The death of the manual
The manual gearbox is dead. New technologies have brought this about. Cars are faster, better, safer, more efficient and have features that couldn’t be imagined 10 years ago. They are now standard items on spec lists across the world. Satellite navigation in your Renault Kwid? Heated seats in your C-Class? How about a reverse camera for your Hilux?
Diesels have evolved from agricultural workhorses into silent, fuel-sipping daily commuters that are easy to live with and almost invisible in traffic.
Congestion, peak hour madness and a host of other irritating things all add to a daily commute that can do without the added stress of rowing through a gearbox repeatedly until your left arm and leg look like they’re secretly going to gym without you.
Advances in drivetrain technology have given rise to the modern automatic. DSG, M-DCT, PDK etcetera are all words that are perfectly acceptable in drivers’ minds. The car does the hard work, there are no delays and you are (mostly) always in the right gear. There’s no chance of accidently hurting the car by selecting the wrong gear at the wrong time, which would have previously meant a very costly repair. No clutch, no worries, no stress.
Vehicle manufacturers have caught on too, offering less choice as far as gearboxes are concerned, some doing away with the option completely. The new GTI in manual? “Not today, sir.”
Except not really.
In groups of two or three, people all over the world have been gathering. Gathering and complaining that their choice has been taken away. That they now need to endure these long commutes, with little to no choice as to how they elect to do it.
These people enjoy the feeling of engaging with a car, having to communicate with it, guide it in such a way that requires patience and knowledge. Some call these people mad. Most refer to them as enthusiasts, or petrol-heads.
It’s almost as if their cries have fallen on deaf ears, as the motoring world creeps ever closer to autonomous cars, with massive resources being dedicated by companies like Tesla and Google towards developing technologies to deliver us into a new age of transportation.
If there’s no need for a manual gearbox, where does it leave these enthusiasts?
“There is no substitute.” — Porsche
Never before has a slogan had as much weight behind it than right now. Porsche has indicated that its new 911 GT3 will be offered with a manual gearbox. Six-speed. Conventional clutch. In its purest form.
They listened to those little groups of people gathering and complaining, and have given hope to current and future generations of enthusiasts, who want to be involved in the process. Who need to feel connected. Where ultimate convenience is superseded by a driving experience that is engaging. Where the very same commute that is dreaded by many is seen as an adventure by others.

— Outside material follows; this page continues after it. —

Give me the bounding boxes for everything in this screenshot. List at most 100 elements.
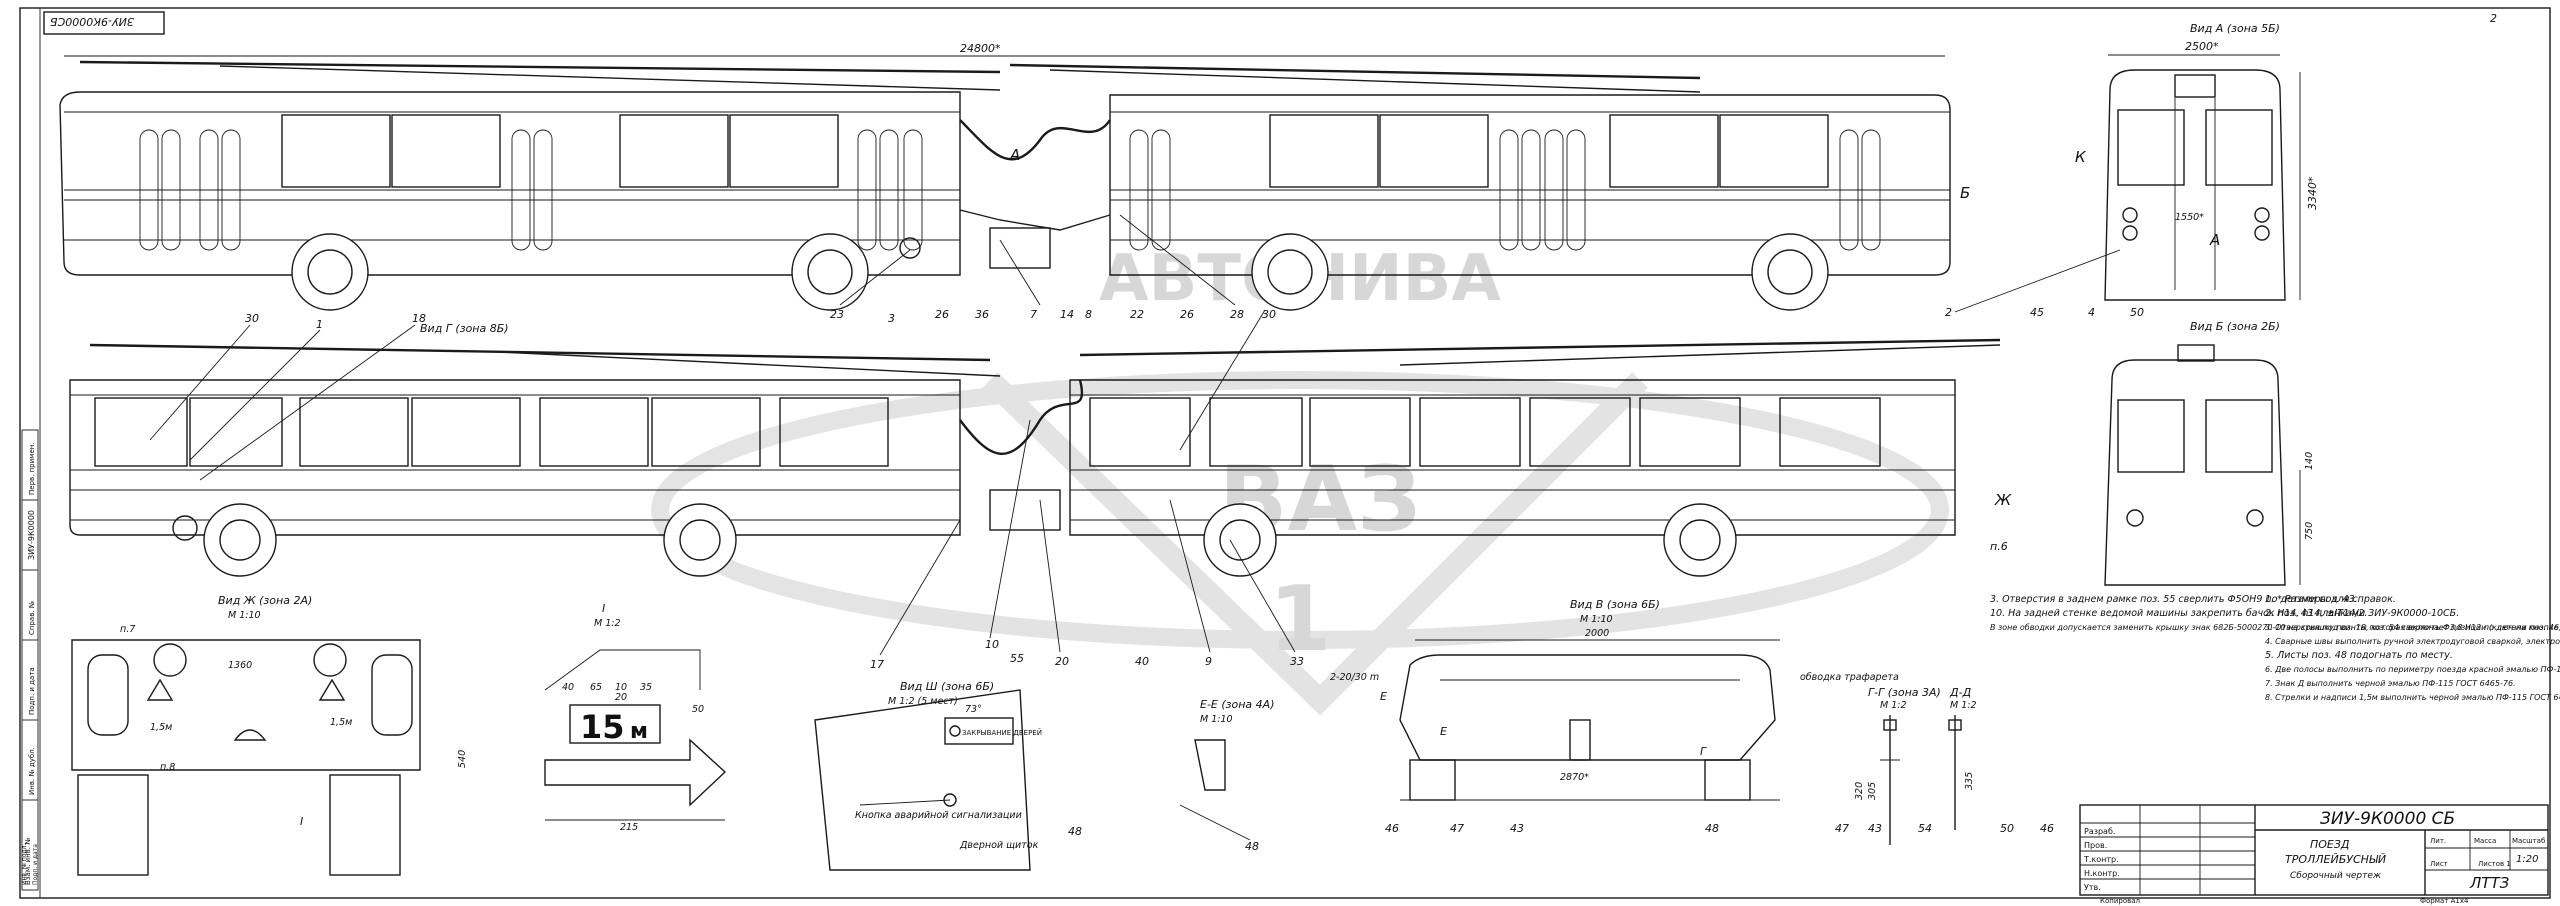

Will it pave the way for others to reconsider manual derivatives? We hope so. For the very same reasons that people try out recipes from their favourite cooking shows or vote to get their favourite artist into the next round of that singing competition, humans want to be included in the process. They want to go on that date, instead of a video call. They want to sit in the front row even after purchasing all the music.
People want to be involved, and the manual gearbox is one key to that experience. The manual is dead. Long live the manual!